(Photo Credit: Playbill)
BLKS is a play that feels like the pilot of a sitcom. It has the rapid-fire joke density of Living Single and the sexual frankness of the smash hit film Girls Trip, with a refreshing, overdue embrace of queer characters. It’s the kind of play that makes you believe that media centering black women has pushed itself into a new era, with fresh spins on old stories and depictions of our interior lives that don’t begin and end with our relationships with men. The queerness of the play is key, and by marrying it with the raunchiness often reserved for straight narratives, BLKS transcends the rigid value sets often on display in black comedies. The story feels free in a way that injects hope into the intellectually diverse future of black narratives.
In BLKS, male characters are visitors. At no point do they overtake the story. The world created for us is focused on women and only related to men in terms of the way they disrupt the lives of the main characters. Roommates Octavia, Imani and June are all stunted in their emotional lives, in one way or another. Octavia (Paige Gilbert) doesn’t want to be exclusive with her frequent fuck buddy Ry (Coral Pena), but she wants all the emotional benefits that come from a real relationship. Imani (Alfie Fuller) is still getting over the death of her father, dwelling intensely on the last thing they watched together: Eddie Murphy’s notorious stand-up special Raw. June (Antoinette Crowe-Legacy) is beautiful, successful and could probably have any man she wants, but she’s stuck on her philanderous first love Jamal.
While the plot reads like the foundation for compelling drama, BLKS goes in a different direction. Given all their emotional stress, the women decide to put all their energy into a fun night at the club. They wrap their bodies and insecurities alike in sexy clothes with the desire to leave everything on the dance floor.

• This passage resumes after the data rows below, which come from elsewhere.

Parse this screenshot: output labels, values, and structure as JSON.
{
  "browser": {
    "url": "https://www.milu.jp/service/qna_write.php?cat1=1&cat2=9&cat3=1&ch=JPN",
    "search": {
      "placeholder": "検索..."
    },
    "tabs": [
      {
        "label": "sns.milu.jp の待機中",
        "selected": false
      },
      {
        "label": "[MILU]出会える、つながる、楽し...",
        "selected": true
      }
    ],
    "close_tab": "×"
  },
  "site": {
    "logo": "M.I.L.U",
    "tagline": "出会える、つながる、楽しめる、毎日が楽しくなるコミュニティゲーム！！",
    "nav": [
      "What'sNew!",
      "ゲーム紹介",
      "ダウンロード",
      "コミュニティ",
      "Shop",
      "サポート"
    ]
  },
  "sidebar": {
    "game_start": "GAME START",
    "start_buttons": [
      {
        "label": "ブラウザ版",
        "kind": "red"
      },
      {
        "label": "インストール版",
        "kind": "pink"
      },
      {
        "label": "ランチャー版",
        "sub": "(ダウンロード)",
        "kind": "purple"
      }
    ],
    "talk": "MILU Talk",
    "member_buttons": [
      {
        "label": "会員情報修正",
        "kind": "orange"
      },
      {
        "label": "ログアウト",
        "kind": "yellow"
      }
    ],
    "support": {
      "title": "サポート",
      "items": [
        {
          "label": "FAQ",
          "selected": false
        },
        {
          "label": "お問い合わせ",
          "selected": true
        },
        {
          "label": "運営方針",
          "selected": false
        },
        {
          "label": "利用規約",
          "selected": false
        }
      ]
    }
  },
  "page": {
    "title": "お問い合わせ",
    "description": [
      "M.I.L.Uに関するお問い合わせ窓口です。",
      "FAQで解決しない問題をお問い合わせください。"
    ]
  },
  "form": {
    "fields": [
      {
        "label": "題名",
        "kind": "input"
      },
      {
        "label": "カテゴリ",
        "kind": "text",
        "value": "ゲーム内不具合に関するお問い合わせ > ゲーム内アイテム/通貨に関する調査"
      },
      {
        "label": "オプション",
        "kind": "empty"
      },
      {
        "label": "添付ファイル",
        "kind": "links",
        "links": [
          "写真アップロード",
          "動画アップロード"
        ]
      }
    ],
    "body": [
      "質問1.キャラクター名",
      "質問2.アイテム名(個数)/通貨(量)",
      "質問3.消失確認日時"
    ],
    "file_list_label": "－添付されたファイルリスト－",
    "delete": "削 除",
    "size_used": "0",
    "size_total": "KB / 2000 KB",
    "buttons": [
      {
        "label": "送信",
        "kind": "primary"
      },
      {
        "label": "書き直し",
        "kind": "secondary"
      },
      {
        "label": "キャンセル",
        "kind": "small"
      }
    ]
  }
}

Of course, life gets in the way of merriment as soon as they arrive and the ladies are forced to confront all the troubles they were trying to run away from.
The play is refreshingly casual about love, sex, and friendship in a way that mirrors the day-to-day minutia of being a black woman in the world. Playwright Aziza Barnes excels with natural dialogue, with much of the humor coming from casual observations. The drama never overtakes the bouncy tone, allowing its characters and viewers alike to laugh through the pain. The troubles that the characters suffer permeates the plot without overtaking it. June walks away from a violent altercation, but the experience never leaves her. Even as she tries to shrug it off, everyone–including a potential suitor (Chris Myers) she encounters–can feel her pain, even when she refuses to acknowledge it.
Octavia is the de facto lead, pulling the narrative along at high-speed with the self-assurance of a woman trying to make every moment count. She has a secret that I won’t reveal here, but suffice to say that tragedy and comedy collide in the most literal way possible. The worse things get, the more brash Octavia becomes. She drips with sexuality, instantly magnetic to every person she encounters, even when she’s clearly at her worst. But despite it all, her love story with Ry is affecting and by the end of the play, you want them to end up together.
Of all the characters, Imani is the toughest to pin down. She has the quiet confidence of a woman who makes friends easily but doesn’t want people to actually know her. Imani is eccentric at first, and then slowly she reveals her layers. Within the confines of a play, she still remains a bit of a mystery. She’s the sort of character television viewers would slowly get to know over a number of seasons. With Insecure doing well on HBO, maybe it’s time for television to re-embrace the black woman-centric sitcom. With Barnes at the helm, BLKS is ready for primetime.